In early 2016, the Ministry of Land, Infrastructure, Transport and Tourism (MLIT) introduced reporting requirements for agencies that use the REINS online listing database. Agencies with exclusive-listing agreements are obligated to update the status of the property on the database if an offer has been received. This is an attempt to boost transparency in the real estate market, but appears to have had a limited effect.

AGENCY % OF TRANSACTIONS INVOLVING DOUBLE-END COMMISSION AVERAGE BROKERAGE FEE COLLECTED
O◇ 71% 5.54%
M◇ 66% 5.39%
S◇ 62% 5.23%
D◇ 45% 4.69%
C◇ 36% 4.40%
T◇ 28% 4.15%
N◇ 15% 3.74%
*Agency names appear in the original article but are not being published above.
*The maximum brokerage fee that can be collected from one side in a transaction is 3% + 60,000 Yen + sales tax. An agency collecting an average brokerage fee of over 3% is likely to have represented both the buyer and seller.

 

Whether you are a buyer or seller, relying on an agency that prioritizes double-end commission presents issues for you as a customer. It is similar to hiring a lawyer to represent both sides in a court case.

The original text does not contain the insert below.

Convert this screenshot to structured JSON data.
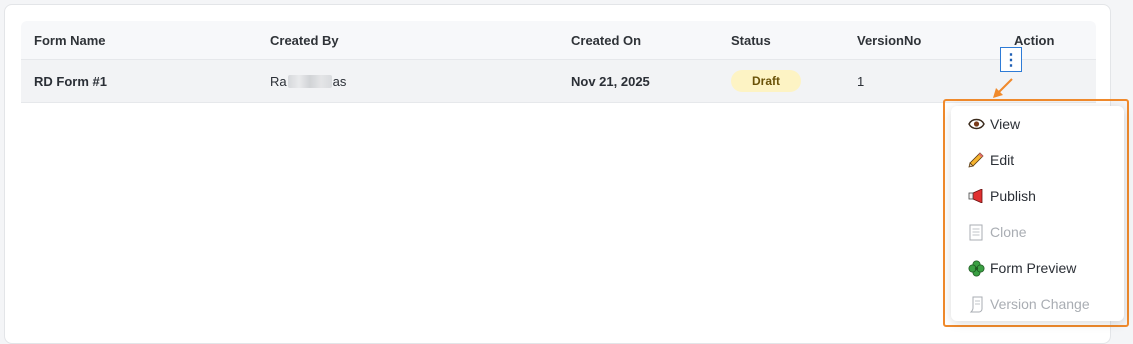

As a buyer, that agency is more likely to only show you properties on their books that will net them a double commission, which means you may not be shown single-commission listings. This may result in missing out on an ideal property.

As a seller, that agency is going to be more focused on keeping buyer-side agents and their buyers away from your property since it would only result in a single-side commission. You may find your property sits on the market for a long time with little interest since the agent has limited it just to potential buyers they find directly. The property may end up selling for less than if it was widely accessible by all agents.